When I was a teenager, punk songs about how the only good
Deadhead is one that is dead were my idea of clever songwriting. Then I grew
up, got more boring and/or less dogmatic, and reluctantly conceded that at
least American Beauty and Workingman’s Dead are better than 85% of all punk albums.
Even still, the idea of volitionally listening to a Dead spinoff
seemed beyond the pale, but here I am, rocking some New Riders solely on
account of Skip Battin’s presence in the band (begun with this album, their
sixth). Battin was arguably the third least essential Byrd, after passing
bassist John York and mediocre drummer Michael Clarke, but completist tendencies are ugly
things.
It’s not bad, the album. The first side, in particular, rides a mellow
stoned country groove through a spirited rendition of Bob Dylan’s “You Angel You” (from which Roger McGuinn in 1974 could have taken a cue or two, given his lifeless covers of the era) and the great standard “Ashes of Love,” along with singer John Dawson’s “Instant
Armadillo Blues,” whose tale of “going down to Austin” to watch the armadillos could have come straight off the pages of a Tom Robbins novel.
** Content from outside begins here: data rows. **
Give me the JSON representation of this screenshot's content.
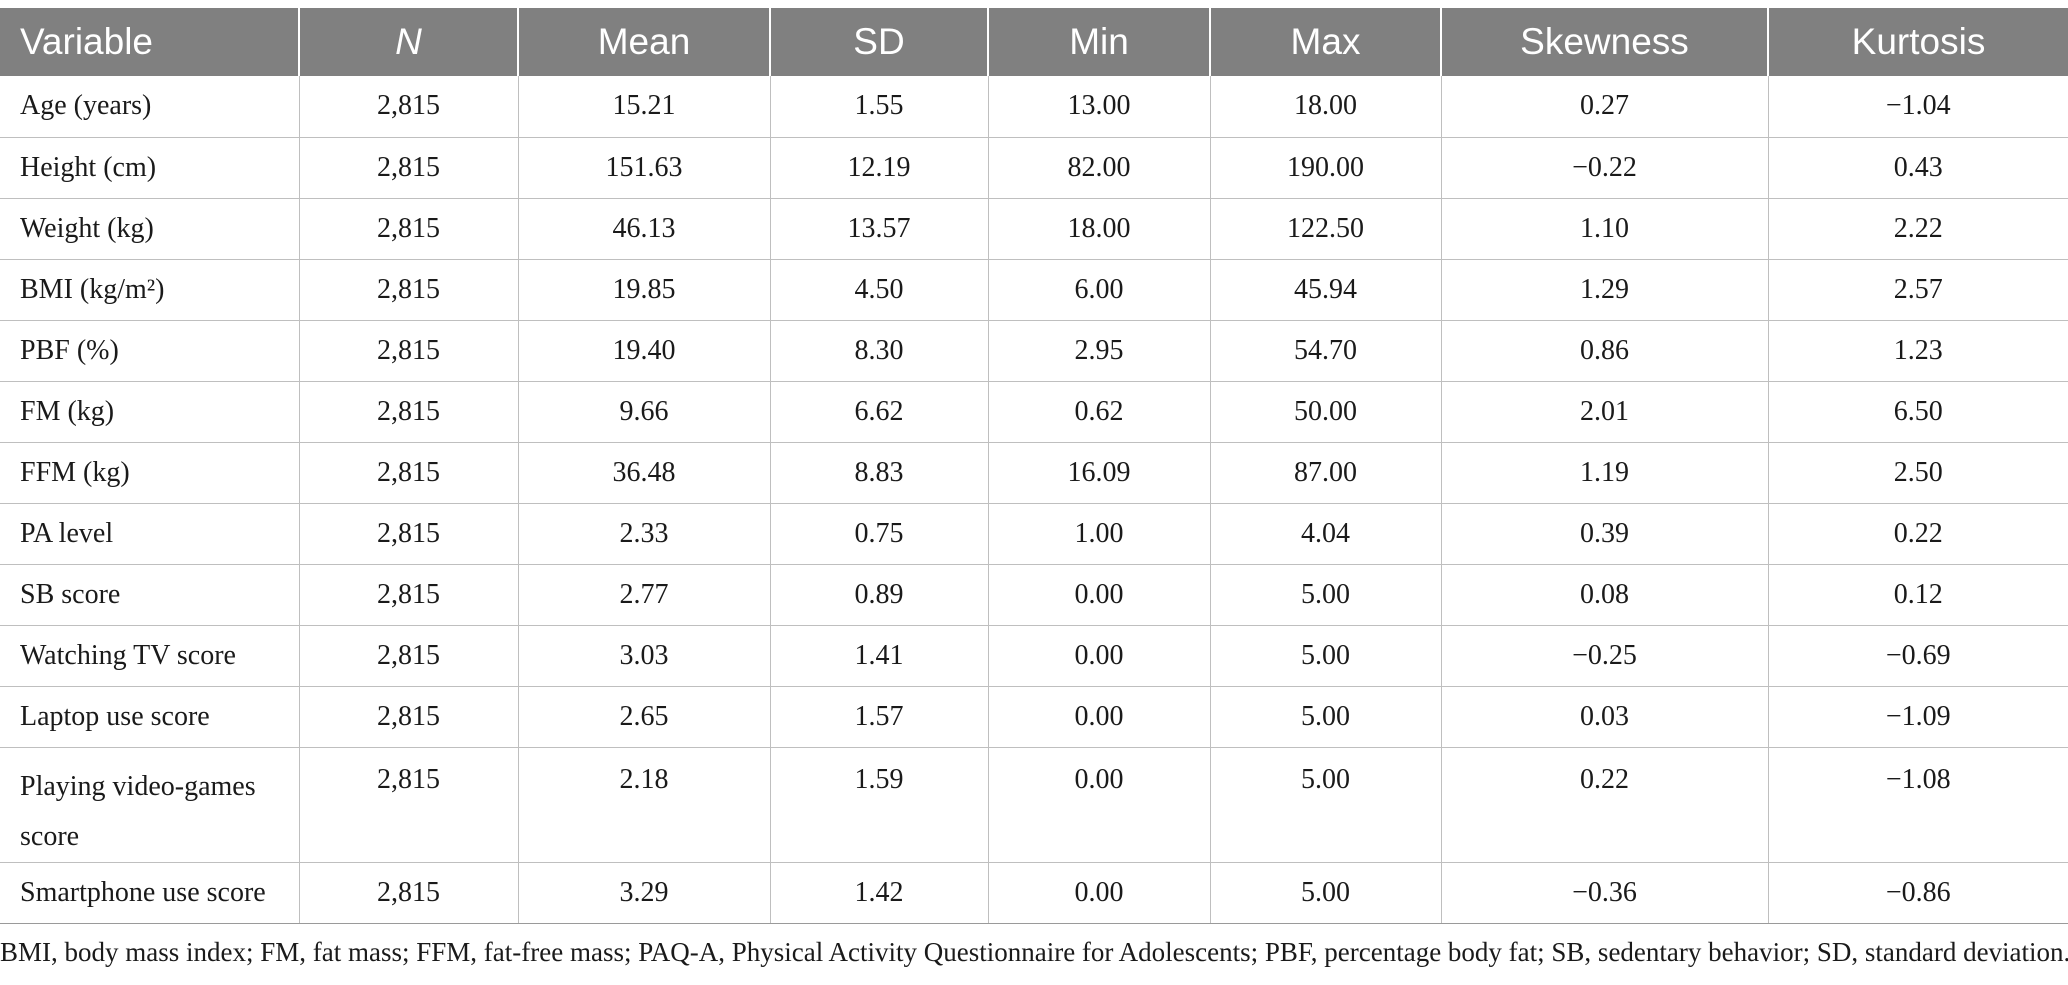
{
  "table": {
    "headers": [
      "Variable",
      "N",
      "Mean",
      "SD",
      "Min",
      "Max",
      "Skewness",
      "Kurtosis"
    ],
    "rows": [
      [
        "Age (years)",
        "2,815",
        "15.21",
        "1.55",
        "13.00",
        "18.00",
        "0.27",
        "−1.04"
      ],
      [
        "Height (cm)",
        "2,815",
        "151.63",
        "12.19",
        "82.00",
        "190.00",
        "−0.22",
        "0.43"
      ],
      [
        "Weight (kg)",
        "2,815",
        "46.13",
        "13.57",
        "18.00",
        "122.50",
        "1.10",
        "2.22"
      ],
      [
        "BMI (kg/m²)",
        "2,815",
        "19.85",
        "4.50",
        "6.00",
        "45.94",
        "1.29",
        "2.57"
      ],
      [
        "PBF (%)",
        "2,815",
        "19.40",
        "8.30",
        "2.95",
        "54.70",
        "0.86",
        "1.23"
      ],
      [
        "FM (kg)",
        "2,815",
        "9.66",
        "6.62",
        "0.62",
        "50.00",
        "2.01",
        "6.50"
      ],
      [
        "FFM (kg)",
        "2,815",
        "36.48",
        "8.83",
        "16.09",
        "87.00",
        "1.19",
        "2.50"
      ],
      [
        "PA level",
        "2,815",
        "2.33",
        "0.75",
        "1.00",
        "4.04",
        "0.39",
        "0.22"
      ],
      [
        "SB score",
        "2,815",
        "2.77",
        "0.89",
        "0.00",
        "5.00",
        "0.08",
        "0.12"
      ],
      [
        "Watching TV score",
        "2,815",
        "3.03",
        "1.41",
        "0.00",
        "5.00",
        "−0.25",
        "−0.69"
      ],
      [
        "Laptop use score",
        "2,815",
        "2.65",
        "1.57",
        "0.00",
        "5.00",
        "0.03",
        "−1.09"
      ],
      [
        "Playing video-games score",
        "2,815",
        "2.18",
        "1.59",
        "0.00",
        "5.00",
        "0.22",
        "−1.08"
      ],
      [
        "Smartphone use score",
        "2,815",
        "3.29",
        "1.42",
        "0.00",
        "5.00",
        "−0.36",
        "−0.86"
      ]
    ]
  },
  "footnote": "BMI, body mass index; FM, fat mass; FFM, fat-free mass; PAQ-A, Physical Activity Questionnaire for Adolescents; PBF, percentage body fat; SB, sedentary behavior; SD, standard deviation."
}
Then Battin and songwriting
partner Kim Fowley take over side 2 and grind things to a halt with more of the
simplistic novelty songs that they had already dumped on several late-period
Byrds albums. Considering that the New Riders were cranking out multiple albums
per year at this point, I suppose the stakes were low and consequences small.
But still, Battin doesn't add much to the group except song-quantity--which probably counted for something given their prolific output.